3. Havalimanı inşaatında bir iş cinayeti daha işlendiğini hatırlatarak sözlerine başlayan Demir, “Üç gündür gerçekliğini teyit etmeye çalıştığımız olayda kimlik bilgisine dahi ulaşılamayan bir işçinin cenazesi şantiyedeki rögarın içinde, yine işçiler tarafından bulundu” dedi.

İşçilerin ensesinde her daim hazır bekleyen görevlilerin, cinayetlere engel olmak yerine örtbas etmeye çalıştığına dikkat çeken Demir, tanık işçilerin telefonlarının ellerinden alınarak kayıtların silindiğini aktardı.

"Bu Suskunluk Cinayeti Örtbas Etme Çabası"

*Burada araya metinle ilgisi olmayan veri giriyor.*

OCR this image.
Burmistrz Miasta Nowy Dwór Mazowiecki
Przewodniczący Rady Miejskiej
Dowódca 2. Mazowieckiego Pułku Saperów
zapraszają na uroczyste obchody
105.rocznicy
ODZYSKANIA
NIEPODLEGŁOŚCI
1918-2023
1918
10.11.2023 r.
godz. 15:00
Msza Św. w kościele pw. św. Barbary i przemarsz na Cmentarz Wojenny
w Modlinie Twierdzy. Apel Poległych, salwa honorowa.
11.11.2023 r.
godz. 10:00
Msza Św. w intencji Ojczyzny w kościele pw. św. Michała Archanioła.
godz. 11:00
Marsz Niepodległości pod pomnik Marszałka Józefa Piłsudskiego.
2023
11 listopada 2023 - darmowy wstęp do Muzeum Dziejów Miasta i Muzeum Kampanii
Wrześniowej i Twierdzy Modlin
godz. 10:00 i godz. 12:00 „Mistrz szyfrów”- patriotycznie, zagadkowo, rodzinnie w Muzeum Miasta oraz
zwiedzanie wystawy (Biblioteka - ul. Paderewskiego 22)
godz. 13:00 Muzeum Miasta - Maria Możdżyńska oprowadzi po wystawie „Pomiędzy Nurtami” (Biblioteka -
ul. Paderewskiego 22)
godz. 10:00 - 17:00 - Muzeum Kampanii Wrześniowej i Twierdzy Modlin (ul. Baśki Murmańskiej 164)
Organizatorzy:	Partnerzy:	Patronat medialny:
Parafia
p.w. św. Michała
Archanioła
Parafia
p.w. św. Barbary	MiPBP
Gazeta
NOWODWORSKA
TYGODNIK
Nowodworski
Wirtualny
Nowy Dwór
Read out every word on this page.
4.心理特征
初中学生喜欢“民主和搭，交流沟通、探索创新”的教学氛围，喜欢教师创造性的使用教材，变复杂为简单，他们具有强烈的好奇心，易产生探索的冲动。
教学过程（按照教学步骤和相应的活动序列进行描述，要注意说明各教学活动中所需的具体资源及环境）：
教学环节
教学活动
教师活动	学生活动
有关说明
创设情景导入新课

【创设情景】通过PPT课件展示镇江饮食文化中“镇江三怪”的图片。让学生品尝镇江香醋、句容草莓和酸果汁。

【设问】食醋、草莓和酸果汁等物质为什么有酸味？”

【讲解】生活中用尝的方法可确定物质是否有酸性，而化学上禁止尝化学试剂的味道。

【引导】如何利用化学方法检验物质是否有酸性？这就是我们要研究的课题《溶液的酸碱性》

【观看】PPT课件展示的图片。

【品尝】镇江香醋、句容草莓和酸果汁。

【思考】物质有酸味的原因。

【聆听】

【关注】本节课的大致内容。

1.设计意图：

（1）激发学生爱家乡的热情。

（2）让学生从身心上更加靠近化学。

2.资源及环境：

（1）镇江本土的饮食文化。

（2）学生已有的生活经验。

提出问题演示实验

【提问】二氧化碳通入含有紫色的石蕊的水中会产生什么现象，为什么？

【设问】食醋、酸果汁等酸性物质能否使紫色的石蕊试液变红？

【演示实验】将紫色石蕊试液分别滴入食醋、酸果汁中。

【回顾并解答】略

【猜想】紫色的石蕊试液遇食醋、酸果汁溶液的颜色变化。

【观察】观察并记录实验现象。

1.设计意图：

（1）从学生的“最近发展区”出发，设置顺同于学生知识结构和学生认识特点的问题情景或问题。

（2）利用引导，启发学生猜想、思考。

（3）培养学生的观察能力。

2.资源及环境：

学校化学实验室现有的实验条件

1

Demir, 3. Havalimanı’nın, dünyanın en büyük coğrafi alanına sahip ve 90 milyon yolcu kapasiteli olmasıyla övünen yetkililerden, işveren firma İGA’ ya, Çalışma Bakanlığı’ndan, cinayeti soruşturmakla yükümlü adli makamlarına tek bir ses, bir açıklama olmadığına dikkat çeken Demir, iktidarıyla patronuyla bu “büyük prestij projesinin” sahipleri, polis, jandarma, adliye, meslek ahlakından yoksun yazarları için bu cinayetin hiç işlenmediğini, hatta işçinin hiç varolmadığını söyledi.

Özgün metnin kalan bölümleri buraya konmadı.